I have a commission for a Christmas play (Radio 4) and it had gone flat on me. PHUT! Flat.
Gorn. Gorn, gorn, gorn. Nowt. I no longer knew why or what or when or anything at all. I knew what I wanted the play to say, but as for how to say it? My mind was blank. It’s for transmission in 2019, so there’s a year and a bit to go, but a year and a bit can add up to a whole load of bewilderment and anxiety. It was no use looking up the original idea, because, well, it had gone flat! What was the use in that? Better to start again.
Erm…… no. No. Nothing. The tumbleweed skittered across the dustbowl of my mind.
Yesterday, I saw a document on my desktop that I didn’t recognise, in a file it shouldn’t be in. I opened it. It’s the original idea for the Christmas play and- guess what! – it’s OK. Better than ok, it’s jolly good! It’s exciting. Phew. NOW I remember. So I looked up my emails and there is one from my co-conspirator on this project (editor? pastor?) and his notes injected even more oomph into the idea. Ahh. Yes. Of course. Phew. Stand back, let me at it.
Oh, hang on… first better do that Easter play…. erm… erm…..
Hey, you know that image I posted of the Sopranos cast? It’s my screensaver and I realised something significant as I gazed at it (wondering which was the most urgent, a call to hot buttered toast, or a banana); every single person in that portrait is best described in terms of their relationship with Tony Soprano. So, we have the man himself, his wife, his sister, his brother-in-law, his right hand man, his Uncle, his psychiatrist etc etc etc.
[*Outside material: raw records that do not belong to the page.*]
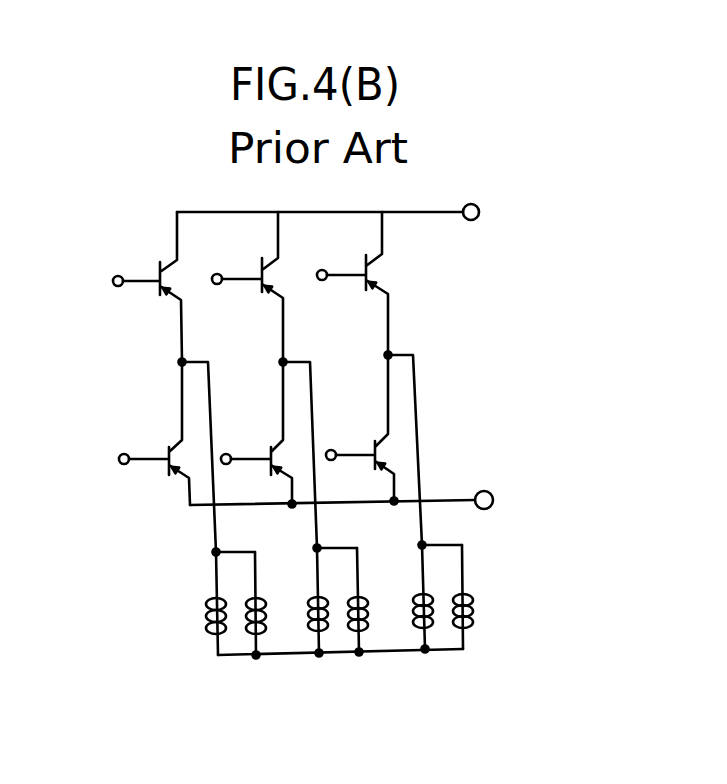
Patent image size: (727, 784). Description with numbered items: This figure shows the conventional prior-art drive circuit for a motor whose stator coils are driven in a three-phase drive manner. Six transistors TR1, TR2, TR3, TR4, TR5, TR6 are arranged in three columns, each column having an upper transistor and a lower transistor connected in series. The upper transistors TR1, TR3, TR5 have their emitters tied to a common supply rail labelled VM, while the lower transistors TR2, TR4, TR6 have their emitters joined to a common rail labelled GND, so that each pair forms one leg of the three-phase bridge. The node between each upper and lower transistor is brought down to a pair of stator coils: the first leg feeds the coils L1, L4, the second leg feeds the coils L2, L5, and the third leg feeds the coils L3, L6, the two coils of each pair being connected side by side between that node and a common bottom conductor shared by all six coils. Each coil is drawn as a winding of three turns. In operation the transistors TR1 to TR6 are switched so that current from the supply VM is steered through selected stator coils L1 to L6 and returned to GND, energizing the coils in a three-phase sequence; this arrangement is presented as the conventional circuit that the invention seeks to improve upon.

The transistor TR1 is at (143, 287).
The transistor TR2 is at (148, 433).
The transistor TR3 is at (243, 287).
The transistor TR4 is at (255, 433).
The transistor TR5 is at (342, 283).
The transistor TR6 is at (356, 428).
The stator coil L1 is at (208, 617).
The stator coil L2 is at (308, 626).
The stator coil L3 is at (432, 622).
The stator coil L4 is at (245, 636).
The stator coil L5 is at (368, 612).
The stator coil L6 is at (472, 612).
The motor power supply terminal VM is at (501, 206).
The ground terminal GND is at (386, 501).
The writing of the Sopranos was so focussed and disciplined that everyone in that tableau is identified primarily and relevantly by their relationship with the central character, and each of those relationships is different, multi-faceted, unmistakeable. Even the relationships between Tony and his two henchmen are different because the characters are unique. Every single character in that cleverly staged photo has integrity.
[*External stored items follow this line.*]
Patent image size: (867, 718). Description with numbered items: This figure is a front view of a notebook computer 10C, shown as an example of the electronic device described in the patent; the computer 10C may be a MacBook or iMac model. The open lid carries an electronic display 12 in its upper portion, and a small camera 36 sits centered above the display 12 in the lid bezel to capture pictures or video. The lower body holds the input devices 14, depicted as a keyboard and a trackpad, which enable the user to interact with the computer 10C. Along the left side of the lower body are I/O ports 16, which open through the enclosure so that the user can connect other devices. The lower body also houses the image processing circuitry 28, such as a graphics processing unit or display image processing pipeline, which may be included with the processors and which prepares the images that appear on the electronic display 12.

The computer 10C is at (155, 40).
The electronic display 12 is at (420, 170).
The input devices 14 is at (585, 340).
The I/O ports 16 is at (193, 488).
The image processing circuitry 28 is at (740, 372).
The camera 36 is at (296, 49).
Even the image is perfect – no one’s eyes meet, every gaze is sidling away from confrontation, from honesty. Only Silvio Dante appears to be, maybe, searching to meet Tony Soprano’s eyes, and even he fails. Tony is brooding, isolated, while surrounded by his mob and those who love and serve him, unreachable, secretive, a bronze statue, brittle and hollow. And he’s so beautifully portrayed both by the writers and by the actor that we love the man, the monster, the damaged boy. His baleful, selfish heart is there for us to see, we sense the broken pulse, and yet, man! he is sex on legs. How do they do that? I mean, how?
In case you can’t scroll down…
The cleverest, most heart-breaking moment I have ever seen in any TV drama was the closing shot of one Soprano episode; all through the ep there has been the usual Soprano madness, deceit, death, barbarism, cloying religious piety, sentimentality, hypocrisy…. a struggle between a man and his son to understand each other… and in the last scene (no dialogue at all) there they are, father and son, united at last, heading out to sea on their high speed motor yacht. At last they’re at peace with each other, doing what they like to do best, the day is beautiful, Tony is beaming, and as he opens up the throttle and the boat surges forward… what happiness! Then the camera pulls back and we see the turmoil and rage of their wake, as it tosses smaller boats aside, swamping them, so that their occupants are thrown around. Tony? Oblivious. Blind.
His life, in twenty seconds.
Amazing writing. Over several series. That sort of writing is way, way, WAY beyond me, and I think it’s beyond most writers – so maybe it’s as much to do with the producers as it is the writing team. Whoever in that long running production was the ‘charm’, the visionary… it’s simply marvellous. Hats off.